Sequence-controlled multi-block copolymerization of acrylamides via aqueous SET-LRP at 0 °C

Aqueous single electron transfer living radical polymerization (SET-LRP) has been employed to synthesize multi-block homopolymers and copolymers of a range of acrylamide monomers including N-isopropylacrylamide (NIPAM), 2-hydroxyethyl acrylamide (HEAA), N,N-dimethyl acrylamide (DMA) and N,N-diethylacrylamide (DEA). Disproportionation of Cu(I)Br in the presence of Me₆TREN in water was exploited to generate reactive Cu(0) and [Cu^II(Me₆TREN)]Br₂in situ resulting in unprecedented rates of reaction whilst maintaining control over chain lengths and molecular weight distributions (Đ < 1.10). Kinetic studies enabled optimization of iterative chain extensions or block copolymerizations furnishing complex compositions in a matter of minutes/hours.

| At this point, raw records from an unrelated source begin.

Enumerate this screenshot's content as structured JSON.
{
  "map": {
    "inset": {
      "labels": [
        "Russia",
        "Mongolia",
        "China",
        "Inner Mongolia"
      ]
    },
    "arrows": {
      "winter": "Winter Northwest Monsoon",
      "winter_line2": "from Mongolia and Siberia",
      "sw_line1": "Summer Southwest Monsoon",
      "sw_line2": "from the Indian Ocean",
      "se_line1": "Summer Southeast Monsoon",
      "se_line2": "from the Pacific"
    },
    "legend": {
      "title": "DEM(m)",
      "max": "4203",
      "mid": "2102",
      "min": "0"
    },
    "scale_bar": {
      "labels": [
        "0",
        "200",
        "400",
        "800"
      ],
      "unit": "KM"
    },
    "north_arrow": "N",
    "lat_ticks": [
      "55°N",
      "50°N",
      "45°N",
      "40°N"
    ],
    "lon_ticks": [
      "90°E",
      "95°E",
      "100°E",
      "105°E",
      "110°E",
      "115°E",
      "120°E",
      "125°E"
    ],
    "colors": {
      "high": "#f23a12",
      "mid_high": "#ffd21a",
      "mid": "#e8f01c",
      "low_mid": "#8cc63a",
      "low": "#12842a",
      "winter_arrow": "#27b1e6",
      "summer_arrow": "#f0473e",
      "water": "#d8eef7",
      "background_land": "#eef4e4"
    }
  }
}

In the multi-block copolymer system, the monomer sequence was successfully varied and limiting effects on the polymerization have been comprehensively examined through a series of control experiments which imply that the rate of ω-Br chain end loss is enhanced in tertiary acrylamides (DMA, DEA, N-acryloylmorpholine NAM) relative to secondary acrylamides (NIPAM, HEAA).